American hip hop group

The Crooklyn Dodgers were an American hip-hop supergroup based in Brooklyn, New York, consisting of rotating members.

They appeared in three separate incarnations in 1994, 1995, and 2007. The first two incarnations recorded for the soundtracks for Spike Lee films, Crooklyn and Clockers, respectively. The theme connecting the songs, aside from the Spike Lee films for which they were made, is their topical concerns, which comment on the state of affairs in and around urban New York, as well as other issues affecting everyday life.

==Discography==
===Singles===
- "Crooklyn" (1994), MCA
- "Return of the Crooklyn Dodgers" (1995), 40 Acres and a Mule/MCA

==Versions==
===Crooklyn Dodgers===
The first group was composed of Buckshot, Masta Ace and Special Ed. Their first and only record was "Crooklyn", produced by Q-Tip of A Tribe Called Quest, and was featured in the 1994 film Crooklyn. The music video featured appearances by Brooklyn-born athletes Michael Jordan and Mike Tyson.

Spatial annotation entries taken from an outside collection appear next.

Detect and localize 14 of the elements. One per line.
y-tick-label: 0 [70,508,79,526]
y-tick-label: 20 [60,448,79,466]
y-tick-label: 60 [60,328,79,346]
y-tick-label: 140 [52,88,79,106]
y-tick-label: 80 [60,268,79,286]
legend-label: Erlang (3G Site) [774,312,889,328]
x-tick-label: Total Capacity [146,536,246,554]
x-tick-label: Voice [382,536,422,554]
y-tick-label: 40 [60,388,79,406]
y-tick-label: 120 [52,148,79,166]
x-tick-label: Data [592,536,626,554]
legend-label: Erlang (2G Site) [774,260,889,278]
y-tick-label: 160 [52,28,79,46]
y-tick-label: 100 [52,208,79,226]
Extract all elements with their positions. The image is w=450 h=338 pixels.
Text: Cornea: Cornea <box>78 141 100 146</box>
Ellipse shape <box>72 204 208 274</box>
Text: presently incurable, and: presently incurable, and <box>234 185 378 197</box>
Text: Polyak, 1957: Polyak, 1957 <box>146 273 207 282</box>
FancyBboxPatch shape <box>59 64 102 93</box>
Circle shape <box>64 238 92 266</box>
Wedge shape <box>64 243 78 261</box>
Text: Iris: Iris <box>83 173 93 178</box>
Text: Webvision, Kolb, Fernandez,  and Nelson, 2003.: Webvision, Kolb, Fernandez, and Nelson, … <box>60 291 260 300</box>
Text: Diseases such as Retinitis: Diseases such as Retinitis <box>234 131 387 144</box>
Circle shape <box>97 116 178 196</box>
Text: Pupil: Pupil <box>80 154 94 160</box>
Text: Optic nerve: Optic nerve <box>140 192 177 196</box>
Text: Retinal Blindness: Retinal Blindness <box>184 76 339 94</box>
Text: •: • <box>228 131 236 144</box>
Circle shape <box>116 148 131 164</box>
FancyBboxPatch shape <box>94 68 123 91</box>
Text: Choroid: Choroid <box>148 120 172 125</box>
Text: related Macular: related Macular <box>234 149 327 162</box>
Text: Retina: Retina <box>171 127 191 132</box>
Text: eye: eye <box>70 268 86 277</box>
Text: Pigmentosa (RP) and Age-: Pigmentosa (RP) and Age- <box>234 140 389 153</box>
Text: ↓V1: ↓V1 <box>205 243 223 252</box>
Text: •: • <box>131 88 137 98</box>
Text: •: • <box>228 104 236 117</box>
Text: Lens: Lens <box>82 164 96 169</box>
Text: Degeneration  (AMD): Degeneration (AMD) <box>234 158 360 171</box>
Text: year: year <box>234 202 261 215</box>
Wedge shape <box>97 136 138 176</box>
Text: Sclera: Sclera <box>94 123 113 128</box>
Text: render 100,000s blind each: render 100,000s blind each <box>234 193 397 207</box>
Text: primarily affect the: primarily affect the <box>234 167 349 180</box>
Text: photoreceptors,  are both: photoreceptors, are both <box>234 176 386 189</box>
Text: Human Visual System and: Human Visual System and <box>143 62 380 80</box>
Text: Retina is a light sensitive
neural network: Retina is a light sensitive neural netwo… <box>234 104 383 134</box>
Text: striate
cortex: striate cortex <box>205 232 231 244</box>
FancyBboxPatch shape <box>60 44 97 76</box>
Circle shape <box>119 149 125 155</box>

===Crooklyn Dodgers '95===
The second group was composed of Chubb Rock, Jeru the Damaja and O.C. Their first and only record was "Return of the Crooklyn Dodgers", produced by DJ Premier, and was featured in the 1995 film Clockers.

===Crooklyn Dodgers III===
The third group consisted of Jean Grae, Mos Def and Memphis Bleek. North Carolina producer 9th Wonder resurrected the group concept in 2007 for a track on his album The Dream Merchant Vol. 2, titled "Brooklyn in My Mind".